It is important to note that the .stackpackrc file is only effective when the user is running stackPACK from the command line. Any web-based use of stackPACK is governed by the system wide /etc/stackpack file.
The .stackpackrc file contains two sections:
To construct a .stackpackrc file, do the following:
| Parameter | Settings | Effects |
| System Configuration | ||
| STACKPACK_BASE | Directory location where stackPACK installation sits | change if stackPACK installation is moved to a different location |
| STACKPACK_BIN | Directory location where stackPACK executables are stored | |
| STACKPACK_LIB | Directory location where stackPACK library files are stored | |
| STACKPACK_LIB_EXTERNAL | Directory location where third-party library files are stored | |
| STACKPACK_TMP | Location of temporary directory used to store intermediate results while stackPACK processing occurs. | If this directory runs out of space, stackPACK will not run. Ensure the temp directory is in a location with plenty of space. More users and larger projects require more temp space. |
| STACKPACK_LIB_PYTHON | Directory location where stackPACK's python libraries are stored | |
| STACKPACK_SUPPORTING | Directory location where supporting files are stored. E.g., this is the default location for the repeats file distributed with stackPACK and the script used to upgrade projects from 2.0 to 2.1 format. | |
| STACKPACK_LOG | Location of stackCORBAd log file. | |
| [DATABASE] | ||
| ODBCSYSINI | location of odbc files that identify location and type of database used behind stackPACK | |
| DSN_NAME | table containing list of stackPACK projects | |
| DSN_LOGIN | login used by stackPACK when accessing the backend database | |
| DSN_PASSWORD | password used by stackPACK when accessing the backend database | |
| [WEBPROBE] | ||
| HTTP_SERVER | web server used for WebProbe viewing software | |
| HTTPD_LOCATION | location of cgi and html directories where WebProbe is stored | |
| HTML_LOCATION | subdirectory where WebProbe html files are stored | |
| CGI_LOCATION | subdirectory where WebProbe cgi files are stored | |
| [WEBPIPE] | ||
| SMTP_SERVER | mail server used to send confirmation and conclusion messages at the beginning and end of each web-based stackPACK run | |
| HTTP_SERVER | web server used by WebPipe clustering submission software | |
| HTTPD_LOCATION | location of cgi and html directories where WebPipe is stored | |
| HTML_LOCATION | subdirectory containing WebPipe html files | |
| CGI_LOCATION | Full path of directory containing WebPipe cgi files | |
| INSTALLED | Yes/No whether or not WebPipe is installed.

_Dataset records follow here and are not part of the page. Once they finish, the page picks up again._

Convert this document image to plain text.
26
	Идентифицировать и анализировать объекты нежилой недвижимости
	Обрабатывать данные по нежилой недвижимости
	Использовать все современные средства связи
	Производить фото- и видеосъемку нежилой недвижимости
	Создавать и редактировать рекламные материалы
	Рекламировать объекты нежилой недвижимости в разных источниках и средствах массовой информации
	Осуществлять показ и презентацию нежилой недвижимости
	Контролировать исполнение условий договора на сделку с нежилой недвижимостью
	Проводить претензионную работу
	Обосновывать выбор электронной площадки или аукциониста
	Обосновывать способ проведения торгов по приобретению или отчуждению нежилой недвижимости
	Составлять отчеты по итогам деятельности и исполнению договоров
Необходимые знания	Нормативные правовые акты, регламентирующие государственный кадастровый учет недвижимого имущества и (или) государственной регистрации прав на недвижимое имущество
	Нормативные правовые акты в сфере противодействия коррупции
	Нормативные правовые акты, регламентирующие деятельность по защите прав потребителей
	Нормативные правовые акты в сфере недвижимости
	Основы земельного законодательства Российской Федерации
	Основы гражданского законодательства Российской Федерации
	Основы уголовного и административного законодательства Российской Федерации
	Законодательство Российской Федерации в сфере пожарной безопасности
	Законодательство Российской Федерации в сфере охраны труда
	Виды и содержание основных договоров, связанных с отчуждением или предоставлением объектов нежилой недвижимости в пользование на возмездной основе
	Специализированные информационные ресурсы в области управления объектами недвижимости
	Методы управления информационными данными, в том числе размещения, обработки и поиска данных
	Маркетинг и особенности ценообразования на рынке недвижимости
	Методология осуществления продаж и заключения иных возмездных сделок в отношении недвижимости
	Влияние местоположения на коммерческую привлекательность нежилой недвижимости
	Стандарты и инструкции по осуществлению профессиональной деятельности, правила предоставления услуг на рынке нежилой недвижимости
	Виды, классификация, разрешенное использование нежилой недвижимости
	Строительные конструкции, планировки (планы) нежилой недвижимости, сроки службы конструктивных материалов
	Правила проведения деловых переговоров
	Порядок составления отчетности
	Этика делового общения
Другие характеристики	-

This is set to "no" for sites who have purchased STACKdb and not stackPACK |
If "NO", WebPipe will not appear in the menus for web-based stackPACK |
| [ILU] | ||
| ILU_LIB | location of ilu libraries | |
| ILU_BINDING | location of ilubinding directory | |
| ILU_SERVERNAME | name of the ilu CORBA server | |
| ILU_MAXREQUESTS | number of client requests the server will handle before shutting itself down. | Increase if you experience crashes under heavy usage, decrease if stackCORBAd uses too much memory. |
| ILU_GARBAGESIZE | Number of client connections that can be maintained simultaneously. | Increase if you experience crashes due to heavy use. |
| User Editable Parameters | ||
| [stack_Mask] | ||
| program | either cross_match or RepeatMasker | |
| mask_file | full path for location of repeats file to be used for masking | |
| num_cpus | number of CPUs on which the masking should be run | increasing # cpus can speed processing, but will also use more memory. These two factors must be balanced. |
| batch_size | for cross_match, number of sequences processed in each 'batch' | higher number speeds cross_match, but uses more memory. If you are running out of memory, reduce this number |
| [stack_Cluster] | ||
| num_cpus | number of CPUs on which the d2_cluster algorithm should be run | more CPUs = faster speed |
| [stack_Assemble] | ||
| num_cpus | number of CPUs on which the assembly should be run | increasing # cpus can speed processing, but will also use more memory. These two factors must be balanced. |
| [stack_Analysis] | ||
| [stack_Link] | ||
| redundancy | number of independent cloneIDs that must match before two clusters are considered "linked" | If this number is low (e.g., 1) and you are using public data, you may experience spurious linking due to errors in the public data annotations. |
| max_seq_per_clone | Maximum number of sequences that may have the same clone ID | This is used as a check-and-balance to ensure that erroneous cloneID information doesn't slip through and cause, e.g., all data to link together |
| External Programs | ||
| [cross_match] | ||
| executable | full path to program executable | |
| flags | you can set all flags (parameters) for cross_match by entering them here | See cross_match documentation for details about the effects of changing cross_match parameters. |
| [RepeatMaster} | ||
| executable | full path to program executable | |
| flags | you can set all flags (parameters) for RepeatMasker by entering them here | See RepeatMasker documentation for details about the effects of changing RepeatMasker parameters. |
| [enc_db] | ||
| executable | full path to program executable | |
| [d2_cluster] | ||
| executable | full path to program executable | See d2_cluster
paper for more details on parameters and parameterization.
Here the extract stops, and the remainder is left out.